Three Major Effects Coronavirus Is Having on the Boston Housing Market

When COVID-19 moved into the city, many decided to move out. What's the real estate market look like now?


Photo via Getty Images/ntzolov

The coronavirus crisis has changed almost everything about the way we’re living, and where and how we’re living is no exception. There’s a lot going on in the Greater Boston real estate market right now: Interest rates are entrancingly low, the rental market is changing, and the pandemic has influenced quite a few committed city dwellers to consider moving out. Between empty nesters keen to take advantage of a hot suburban market and downsize, work-from-homers looking to flee the city limits, home-all-the-time families on the hunt for more space, and renters starting to consider buying, it’s a lot to keep straight.  Here’s a three-point cheat sheet for what to know.

Exurbs are the new suburbs.

With no commutes to tie now-remote workers down, many urbanites have decided to pack up their home offices and move outwards—to Central Mass., the South Shore, the Cape, and other areas outside the perimeter of the city’s soaring price range. It may have started with a summer rental or few-month stint bunking up with family, but now that indefinite work-from-home policies and remote school plans are rolling in, many are making the move permanent. Mary Gillach, owner of the Gillach Group at William Raveis has one such example: A young couple living on Marlborough Street knew they wanted to stay put in the heart of Back Bay for at least another few years. But then COVID-19 settled into Boston, and almost immediately, they headed to the Cape to lay low for a while, before recently committing to buying a house in Orleans. And that’s characteristic of what she’s been seeing all summer long. “We’re definitely not just trending in that direction, we’re really moving in that direction,” she says.

As for the closer suburbs, it’s not that they’ve gone out of style, but that low inventory and a large pool of motivated buyers have propelled a sprawl. Still, familiar ’burbs such as Arlington, Winchester, Medford, and Lexington have continued to thrive, says Steve McKenna, a Gibson Sotheby’s realtor based in Arlington. “People still want the walkability and they don’t want to have to get in their car for everything, especially those coming from the inner city.” So accessibility to shops, sidewalk-lined centers, and proximity to the city persist as attractive features.

The demand for single-family homes is high.

Another of Gillach’s clients was originally looking to stick to the close-in suburbs, like Medford. But, she says, “We kept going further and further out because there were multiple offers on everything in the $600k, $700k, and $800ks. And that’s never true there, especially in the summer.” They eventually landed in Beverly, a North Shore locale 25 miles outside of Boston. The pattern of tight inventory and bidding wars has driven prices way up: The median single-family sale price increased by 4.5% from June 2019 to 2020, up to $679,075 this year, per the Greater Boston Association of Realtors. While multiple offer situations have been more prevalent than ever—Redfin reported that 72% of its Boston listings experienced bidding wars in June—McKenna says that many buyers are avoiding that nail-biting process by letting increasingly popular escalation clauses do the work for them. When those are employed, if a house receives another offer, the  bidder’s offer is stepped up to a predetermined maximum price above their initial asking so the buyer doesn’t have to keep coming back with new numbers. The seller doesn’t have to accept the new offer at that point, but increasingly, they are.

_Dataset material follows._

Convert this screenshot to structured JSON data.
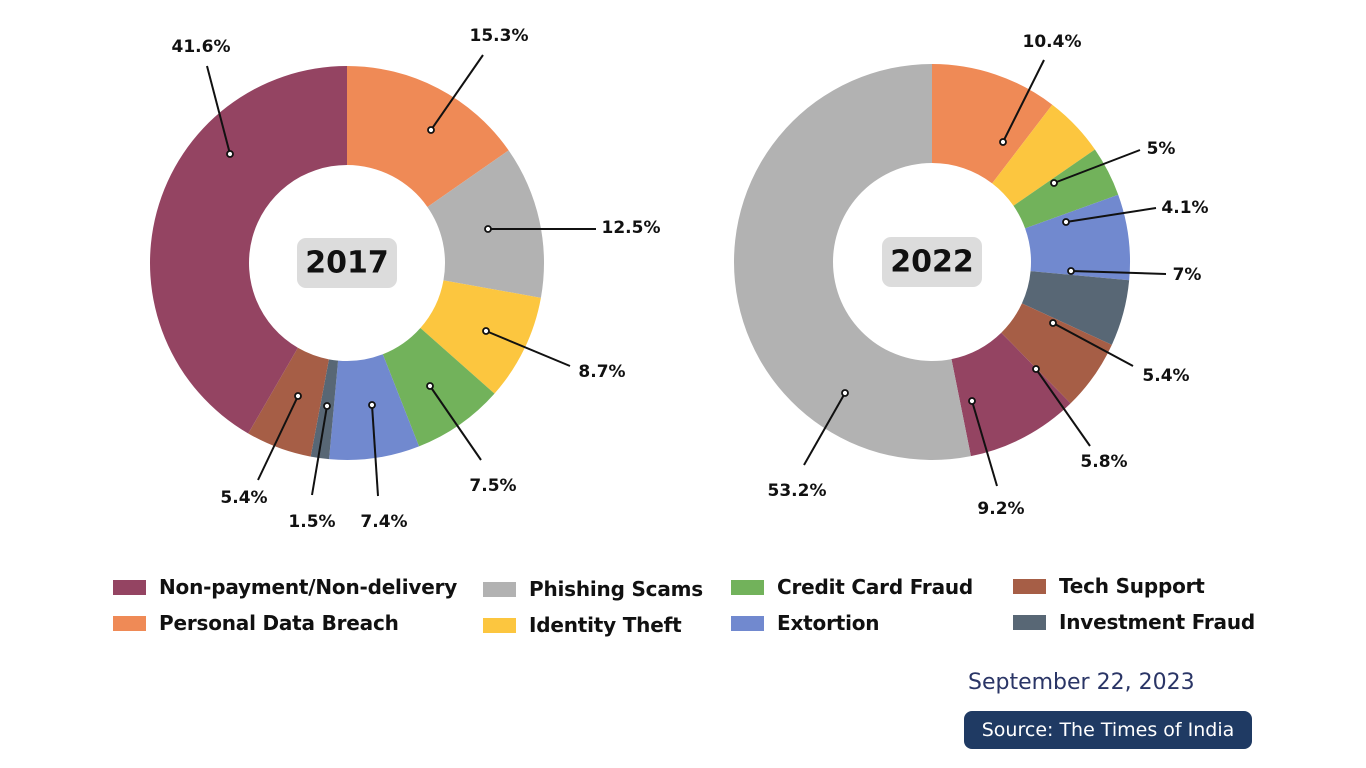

“We’re seeing more sellers accept the best offer rather than go into the highest and best scenarios,” says Jason Gell, a Brookline-based agent for RE/MAX Unlimited. “Escalation clauses are part of what is driving this, but so is the desire to limit exposure, especially with occupied homes. The sellers are getting great offers and they’re accepting them and moving on rather than fighting for every dollar.” After all, who needs the added stress of an outbidding frenzy during a pandemic?

The condo market isn’t what it used to be.

It’s not hard to see where the single-family home fever is coming from. Beyond feeling less tethered to the city and more able to explore suburban pastures, COVID-era house hunters are above all looking for more space to themselves. “Over 70% of our buyers in Arlington are young urbanites,” explains McKenna. “And they’re saying, we need two home offices, we need a homeschooling space for the kids, we need a family room, and we need separate spaces.” Smaller or open-concept condos, it seems, just aren’t able to supply so-called Zoom rooms and all those other new must-haves. According to the GBAR’s June data, not only did the volume of condo sales go down significantly—from 1,253 sales in June 2019 to just 706 this summer—but the median sale price went the opposite way of single-families, decreasing by 4.4% to $592,500 this June.

Playing into the decline in popularity is the fact that the shared areas many condo buildings once touted as value adds now read as risky nuisances. Who wants to figure out how to stay six feet apart in an elevator? Instead, condo to single-family converts are opting for fewer shiny amenities but the peace of shedding their face mask as soon as they walk through the front door. And of course, there’s no getting around the truth that even at their cheapest, city condos are pricier than more spacious homes in the outskirts. Whether the move is motivated by a need for more space or more affordability, “You simply get more for being outside the city,” says Gell.